西:まずは、飛世ユウマの成長物語に注目していただきたいです。彼がどうやって苦悩を乗り越えていくのか。そして、ユウマを見た子どもたちが「自分も想像力を高めてヒーローになれる!」と希望が持てるような内容なので、ユウマに感情移入しながら、放送を観ていただけたらなと。SKIPのメンバーもどんどん成長していくと思います。観続けるほどに楽しくなるんじゃないでしょうか。こんなに続きが観たくなる作品も中々ないですよ!
ーーヒロシ所長の活躍にも期待していいでしょうか?
西:僕はただのコメディおじさんなので(笑)。ただ、物語が進んでいく中で、ヒロシにも変化があると思います。ぜひ楽しみにしていてください。
[インタビュー・撮影/小川いなり]
『ウルトラマンアーク』作品情報
あらすじ
市内の獅子尾山には、異彩を放つ巨大な物体がそびえ立っている。「モノホーン」と名付けられたそれは、実は、16年前の事件当時から突き刺さったままの「怪獣の角」だった。
世界各地で怪獣が同時に出現した「K-DAY」と呼ばれるその事件以降、怪獣災害が日常化し、日本では地球防衛隊が武力で怪獣への対処を行う一方、怪獣防災科学調査所・通称「SKIP(スキップ/Scientific Kaiju Investigation and Prevention center)」は、怪獣災害の発生・甚大化を防ぐため、地域に密着して科学調査や避難誘導を行っている。
この「SKIP」が今も調査を続けている「モノホーン」は、「K-DAY」で出現した宇宙獣・モノゲロスの角。

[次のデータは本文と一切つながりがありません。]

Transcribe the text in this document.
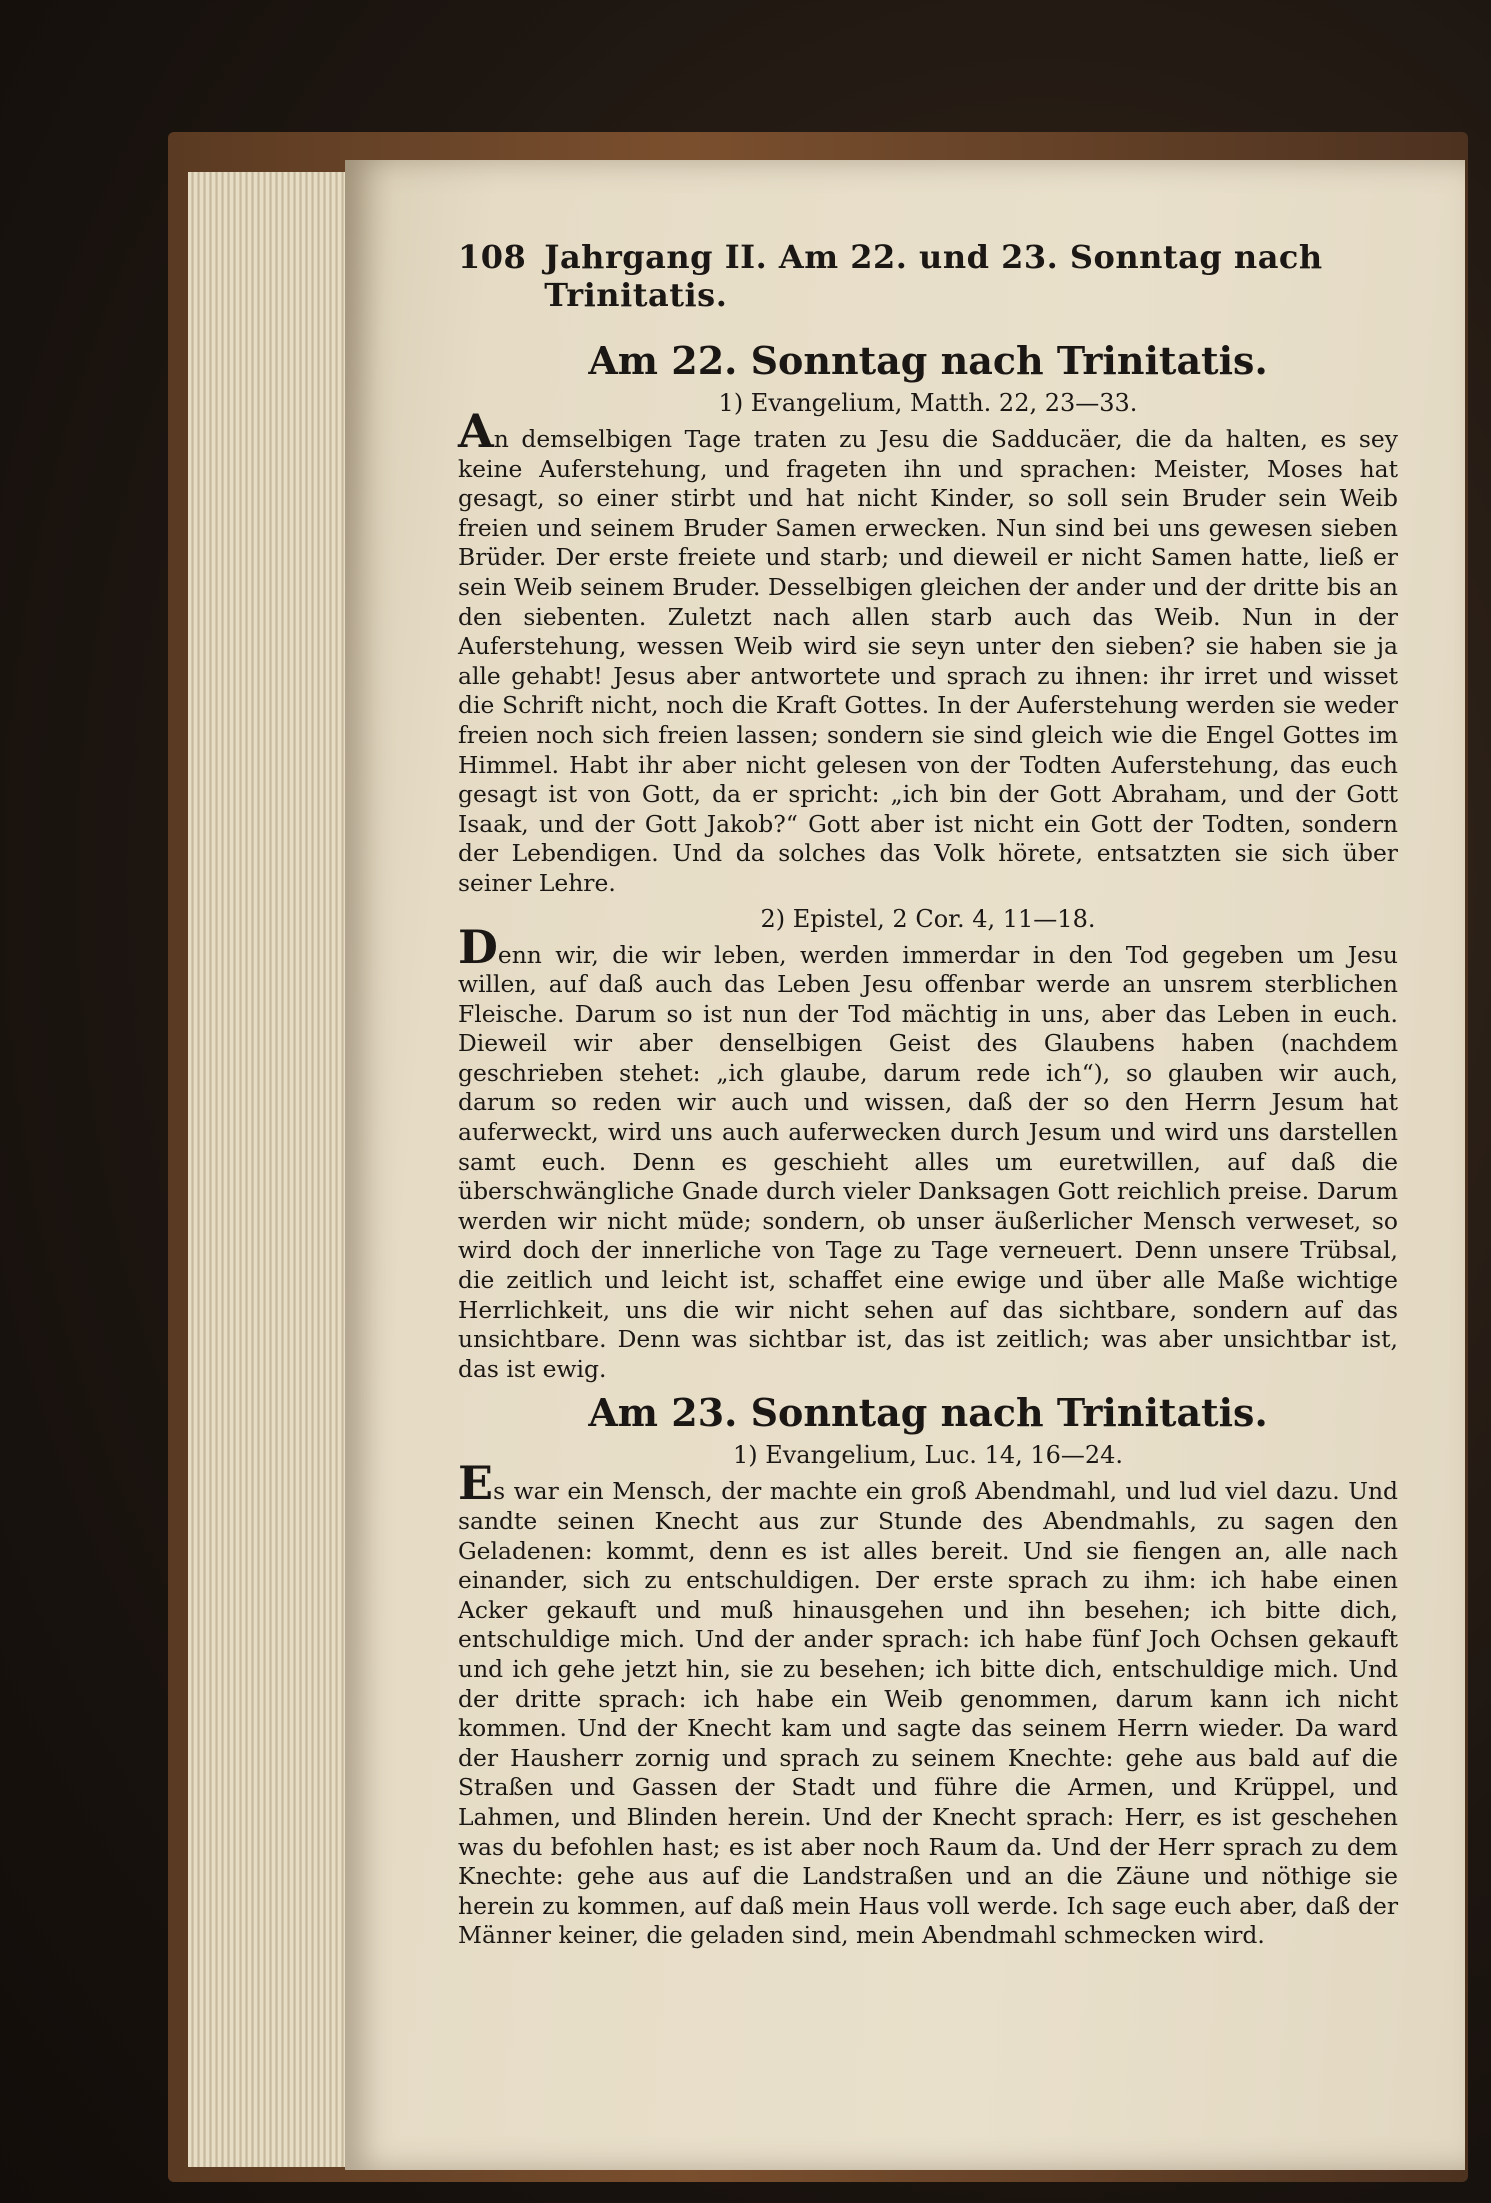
108 Jahrgang II. Am 22. und 23. Sonntag nach Trinitatis.
Am 22. Sonntag nach Trinitatis.
1) Evangelium, Matth. 22, 23—33.

An demselbigen Tage traten zu Jesu die Sadducäer, die da halten, es sey keine Auferstehung, und frageten ihn und sprachen: Meister, Moses hat gesagt, so einer stirbt und hat nicht Kinder, so soll sein Bruder sein Weib freien und seinem Bruder Samen erwecken. Nun sind bei uns gewesen sieben Brüder. Der erste freiete und starb; und dieweil er nicht Samen hatte, ließ er sein Weib seinem Bruder. Desselbigen gleichen der ander und der dritte bis an den siebenten. Zuletzt nach allen starb auch das Weib. Nun in der Auferstehung, wessen Weib wird sie seyn unter den sieben? sie haben sie ja alle gehabt! Jesus aber antwortete und sprach zu ihnen: ihr irret und wisset die Schrift nicht, noch die Kraft Gottes. In der Auferstehung werden sie weder freien noch sich freien lassen; sondern sie sind gleich wie die Engel Gottes im Himmel. Habt ihr aber nicht gelesen von der Todten Auferstehung, das euch gesagt ist von Gott, da er spricht: „ich bin der Gott Abraham, und der Gott Isaak, und der Gott Jakob?“ Gott aber ist nicht ein Gott der Todten, sondern der Lebendigen. Und da solches das Volk hörete, entsatzten sie sich über seiner Lehre.

2) Epistel, 2 Cor. 4, 11—18.

Denn wir, die wir leben, werden immerdar in den Tod gegeben um Jesu willen, auf daß auch das Leben Jesu offenbar werde an unsrem sterblichen Fleische. Darum so ist nun der Tod mächtig in uns, aber das Leben in euch. Dieweil wir aber denselbigen Geist des Glaubens haben (nachdem geschrieben stehet: „ich glaube, darum rede ich“), so glauben wir auch, darum so reden wir auch und wissen, daß der so den Herrn Jesum hat auferweckt, wird uns auch auferwecken durch Jesum und wird uns darstellen samt euch. Denn es geschieht alles um euretwillen, auf daß die überschwängliche Gnade durch vieler Danksagen Gott reichlich preise. Darum werden wir nicht müde; sondern, ob unser äußerlicher Mensch verweset, so wird doch der innerliche von Tage zu Tage verneuert. Denn unsere Trübsal, die zeitlich und leicht ist, schaffet eine ewige und über alle Maße wichtige Herrlichkeit, uns die wir nicht sehen auf das sichtbare, sondern auf das unsichtbare. Denn was sichtbar ist, das ist zeitlich; was aber unsichtbar ist, das ist ewig.

Am 23. Sonntag nach Trinitatis.
1) Evangelium, Luc. 14, 16—24.

Es war ein Mensch, der machte ein groß Abendmahl, und lud viel dazu. Und sandte seinen Knecht aus zur Stunde des Abendmahls, zu sagen den Geladenen: kommt, denn es ist alles bereit. Und sie fiengen an, alle nach einander, sich zu entschuldigen. Der erste sprach zu ihm: ich habe einen Acker gekauft und muß hinausgehen und ihn besehen; ich bitte dich, entschuldige mich. Und der ander sprach: ich habe fünf Joch Ochsen gekauft und ich gehe jetzt hin, sie zu besehen; ich bitte dich, entschuldige mich. Und der dritte sprach: ich habe ein Weib genommen, darum kann ich nicht kommen. Und der Knecht kam und sagte das seinem Herrn wieder. Da ward der Hausherr zornig und sprach zu seinem Knechte: gehe aus bald auf die Straßen und Gassen der Stadt und führe die Armen, und Krüppel, und Lahmen, und Blinden herein. Und der Knecht sprach: Herr, es ist geschehen was du befohlen hast; es ist aber noch Raum da. Und der Herr sprach zu dem Knechte: gehe aus auf die Landstraßen und an die Zäune und nöthige sie herein zu kommen, auf daß mein Haus voll werde. Ich sage euch aber, daß der Männer keiner, die geladen sind, mein Abendmahl schmecken wird.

獅子尾山で両親とキャンプ中にモノゲロスの襲来に出くわした当時7歳だった「ユウマ」は、奇跡的に無傷で生還したのを機に怪獣生物学研究の道に進む。辛い過去を持ちながら夢見る「想像の力」をなくさずに成長を遂げたユウマは新人調査員として「SKIP」への入所が決まり、星元市分所へと配属された。
だがそんな矢先、星元市に大規模な怪獣災害が発生。目の前にいる絶体絶命の人たちを「守りたい!」その強くまっすぐな想いが心の底から湧き出した瞬間、「ユウマ」の脳裏に幼い頃に見た光の使者「ルティオン」が語りかける。
「私は君であり、君は私だ…想像力を解き放て!
手の中に現れた神秘の光がユウマの身体を包み込むと、解き放たれた想像の力が光と人とをひとつに結び合わせ、未来を守る光の巨人「ウルトラマンアーク」へと変身! 大切な仲間とともに、ユウマが、そしてウルトラマンアークが、絶やさぬ夢を追いかけていま走り始める!